Seehausen: We aspire to be among the best providers of faith-based quality healthcare, but our primary goal is to measurably enrich the lives of those we serve, and that speaks to the intentional improvements in the area of quality, the use of evidence-based care from a clinical efficiency and consistency perspective. But we don’t tend to think of ourselves as an inpatient production line and an outpatient production line.
 
Wooten: We tend to think of ourselves in terms of an area of focus or service, and then we think about how we best serve the people in our community in those key service areas. So it’s a much more holistic service approach.
 
Brooks: And not that there’s not a marketing overlay of how you communicate to people what you happen to have for them and how to utilize it, but it’s much more about how you organize the delivery system.
 
Betbeze: And facilitate a continuum of care.
 
Brooks: If you were building health delivery systems from scratch, you would never organize them the way most of us are organized … We are trying to retrofit a 102-year-old legacy system.

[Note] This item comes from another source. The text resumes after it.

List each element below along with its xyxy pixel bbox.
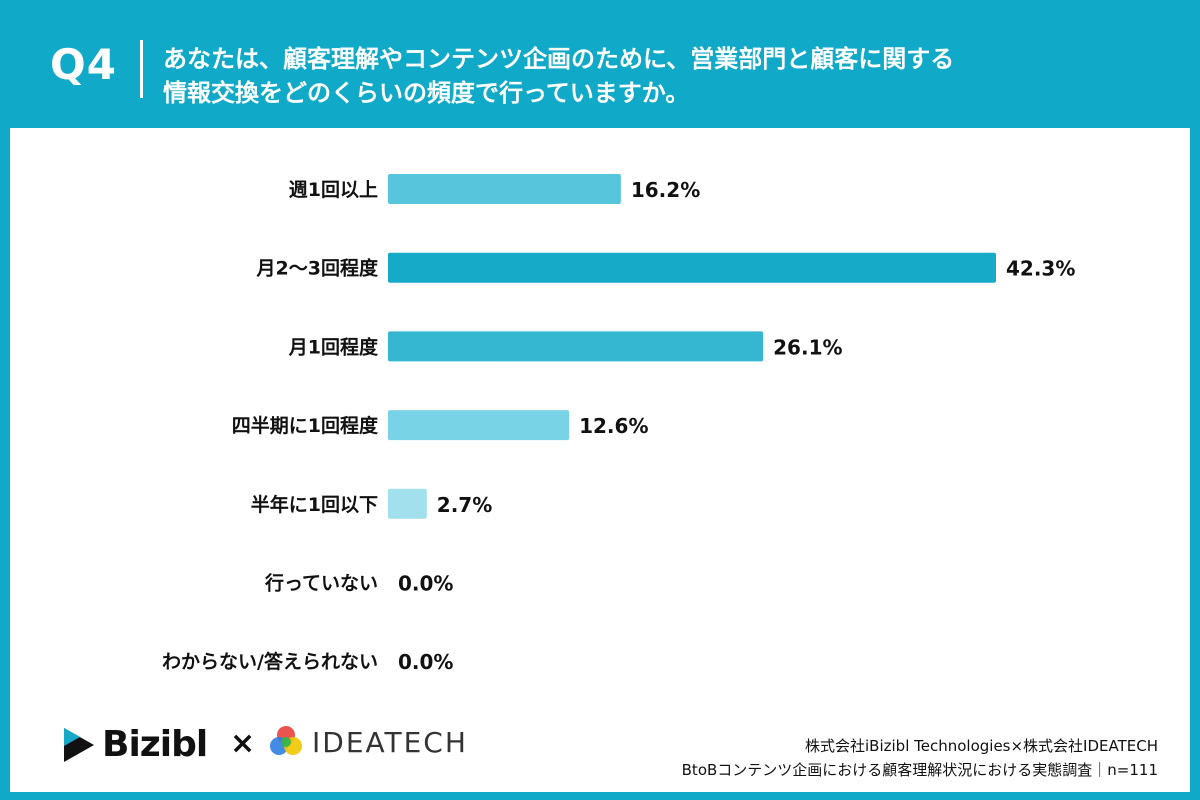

But given what healthcare should look like or is going to look like 20 years from now, I think we’re taking baby steps.
 
Betbeze: If you were able to take the big steps, what would you do?
 
Brooks: You’d totally reorganize how care is delivered. You would design the incentives to be around keeping people well.
 
Brown: And the kind of change, Dave, that you’re hinting at, I agree totally. But those are revolutionary changes.
 
Wooten: The voice of the consumer is what’s going to drive the change, and more progressive organizations are going to try to figure out how to meet the needs of the consumers in a more innovative way. But there’s a gathering storm in healthcare, and it’s a national issue. We can’t afford it. We use too much of it, and we did it to ourselves.